Any half-decent feed reader app will do it for you after just pasting the website’s address.

> Are there good tools to RSSify sites that don’t have one?

https://openrss.org

https://rss-bridge.org

https://createfeed.fivefilters.org

And for newsletters:

https://notifier.in

https://kill-the-newsletter.com

ericd 4 days ago | parent [-]

Awesome, thanks! Especially for the pointers to those rssifiers.

For the first question, I should clarify that I'm hoping to just ingest these RSS feeds myself in various scripts. But yeah, makes sense that most of the good feed readers mostly take care of that.

jayelbe 4 days ago | parent | prev | next [-]

Websites usually link to their RSS feed using a <link> attribute in the head of the page.

Browsers used to detect this and show an RSS icon near the address bar if the website you were viewing had a feed - and you could click the icon to see more details and subscribe.

I use this Firefox addon which replicates that functionality: https://addons.mozilla.org/en-GB/firefox/addon/feed-preview/

FreshRSS is a good self-hosted RSS feed reader, and you can configure it to scrape non-RSS webpages for updates too: https://danq.me/2022/09/27/freshrss-xpath/

ericd 3 days ago | parent [-]

Great tip on the <link>, thanks a lot! Also the pointer to FreshRSS, I might end up running an instance of that in our basement.

NicuCalcea 4 days ago | parent | prev | next [-]

I use RSSHub Radar which finds both native feeds and some RSS-ified feeds for websites that don't support it. https://github.com/DIYgod/RSSHub-Radar

ericd 3 days ago | parent [-]

Ah this is great, thanks!

frou_dh 4 days ago | parent | prev | next [-]

With decent RSS apps, you can generally just paste in the URL of any page (or the site's homepage) and they will take care of examining the HTML to find the URL of the actual feed.

okasaki 4 days ago | parent | prev | next [-]

Google makes an extension for it - https://chromewebstore.google.com/detail/rss-subscription-ex...
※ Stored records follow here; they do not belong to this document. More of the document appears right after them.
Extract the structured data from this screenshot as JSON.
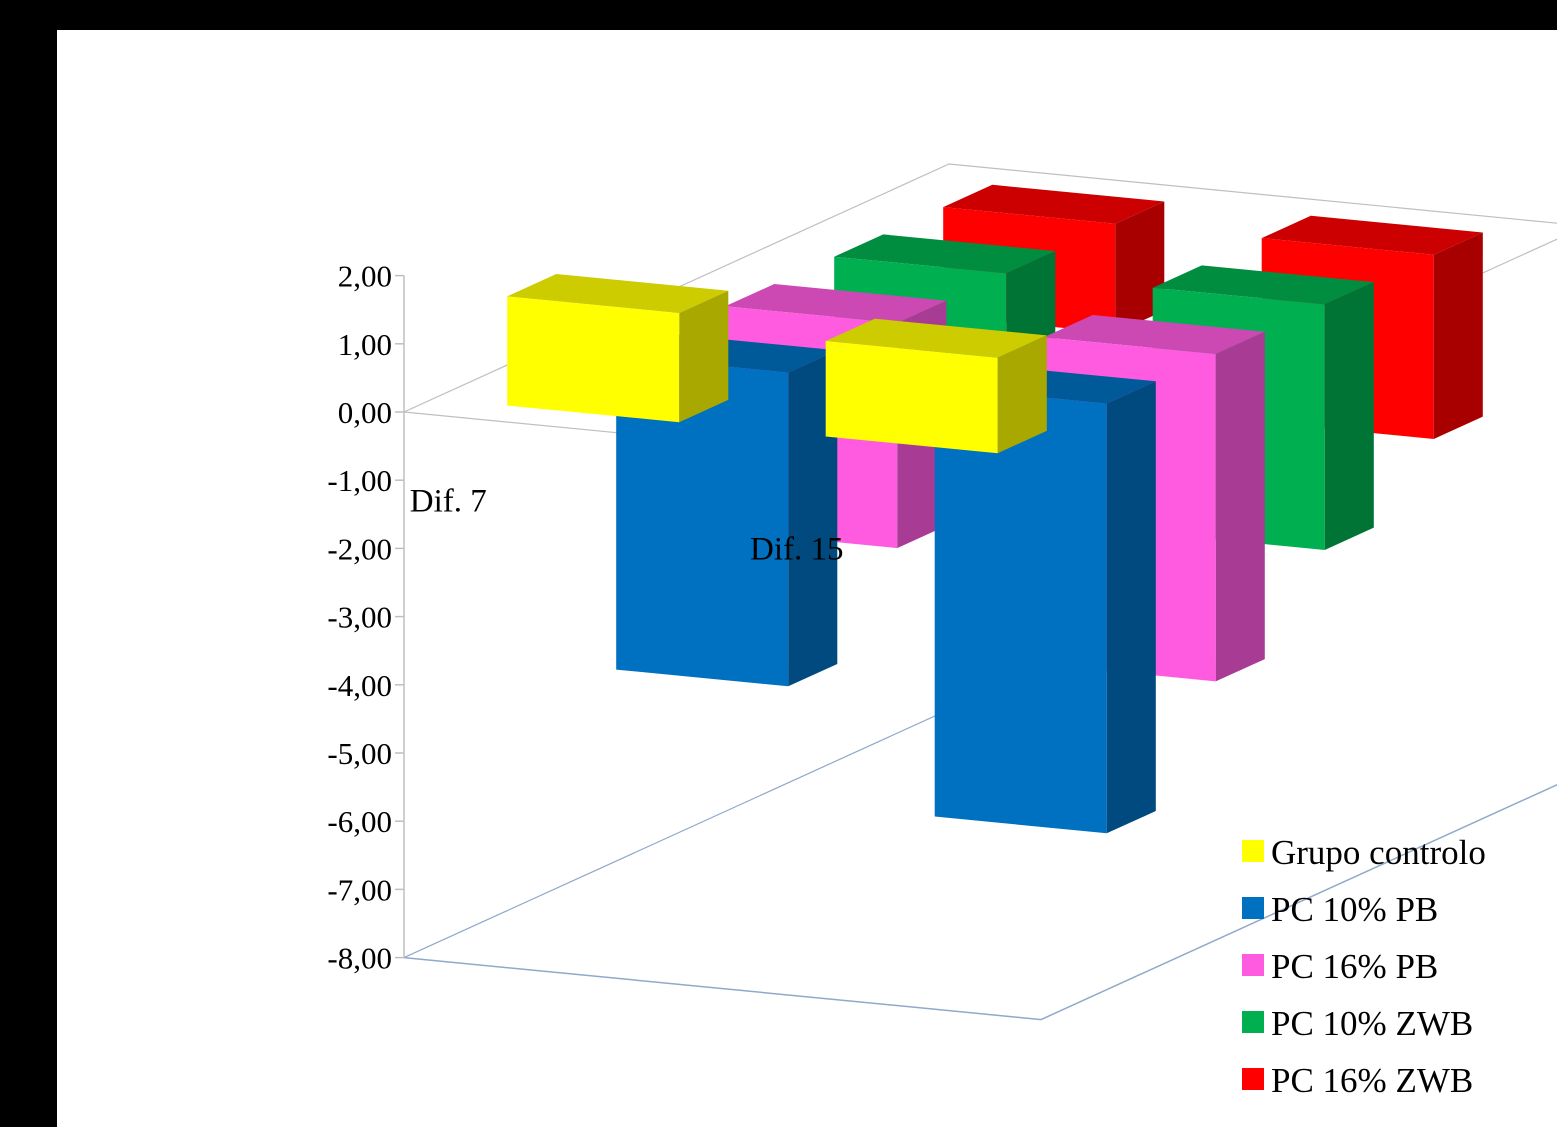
{
  "chart_data": {
    "type": "bar",
    "style": "3d-column",
    "title": "",
    "xlabel": "",
    "ylabel": "",
    "categories": [
      "Dif. 7",
      "Dif. 15"
    ],
    "ylim": [
      -8,
      2
    ],
    "yticks": [
      "2,00",
      "1,00",
      "0,00",
      "-1,00",
      "-2,00",
      "-3,00",
      "-4,00",
      "-5,00",
      "-6,00",
      "-7,00",
      "-8,00"
    ],
    "grid": false,
    "legend_position": "bottom-right",
    "series": [
      {
        "name": "Grupo controlo",
        "color": "#FFFF00",
        "values": [
          1.6,
          1.4
        ]
      },
      {
        "name": "PC 10% PB",
        "color": "#0070C0",
        "values": [
          -4.6,
          -6.3
        ]
      },
      {
        "name": "PC 16% PB",
        "color": "#FF5BE0",
        "values": [
          -3.3,
          -4.8
        ]
      },
      {
        "name": "PC 10% ZWB",
        "color": "#00B050",
        "values": [
          -2.1,
          -3.6
        ]
      },
      {
        "name": "PC 16% ZWB",
        "color": "#FF0000",
        "values": [
          -1.6,
          -2.7
        ]
      }
    ]
  }
}
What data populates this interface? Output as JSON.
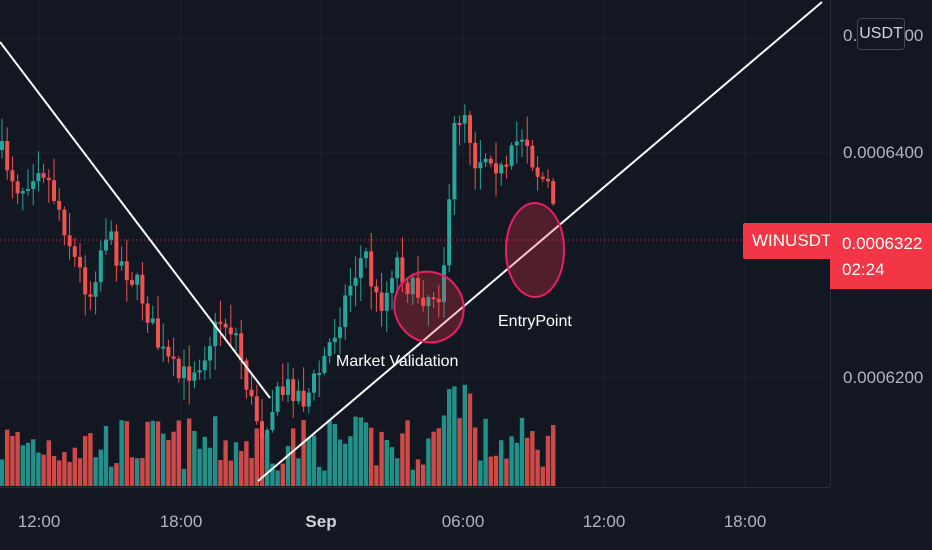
{
  "symbol": "WINUSDT",
  "currency_button": "USDT",
  "last_price": "0.0006322",
  "countdown": "02:24",
  "price_axis": {
    "ticks": [
      "0.0006400",
      "0.0006200"
    ],
    "top_tick_partial": "0.0006600"
  },
  "time_axis": {
    "ticks": [
      {
        "label": "12:00",
        "bold": false
      },
      {
        "label": "18:00",
        "bold": false
      },
      {
        "label": "Sep",
        "bold": true
      },
      {
        "label": "06:00",
        "bold": false
      },
      {
        "label": "12:00",
        "bold": false
      },
      {
        "label": "18:00",
        "bold": false
      }
    ]
  },
  "annotations": {
    "market_validation": "Market Validation",
    "entry_point": "EntryPoint"
  },
  "colors": {
    "background": "#131722",
    "up": "#26a69a",
    "down": "#ef5350",
    "label_red": "#f23645",
    "trendline": "#ffffff"
  }
}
You can link it to your reader so you just click the button and it adds the feed into it.

johanyc 3 days ago | parent | prev | next [-]

RSSHub radar to detect rss feeds. And you can write handlers for RSSHub to RSSify websites. Both open source.

Latitude7973 4 days ago | parent | prev | next [-]

I use Folo which has Rsshub built in. You simply search for a source you want, or add your own with a known URL for everyone to use. Otherwise you can use Rsshub with a reader of your choice.

AndrewDucker 4 days ago | parent | prev [-]

Check the source code. Looks for "rss". If that returns too many hits then search for "application/rss+xml".

ericd 3 days ago | parent | next [-]

That's actually what I've been doing, but sites that very clearly should have an RSS feed (specifically, our local governments' event calendar pages), don't, so I thought there might be some other route/heuristic/whatever that I've been missing :-(.

rpdillon 4 days ago | parent | prev [-]

Exactly the approach that I've been using for years. Manual, but works!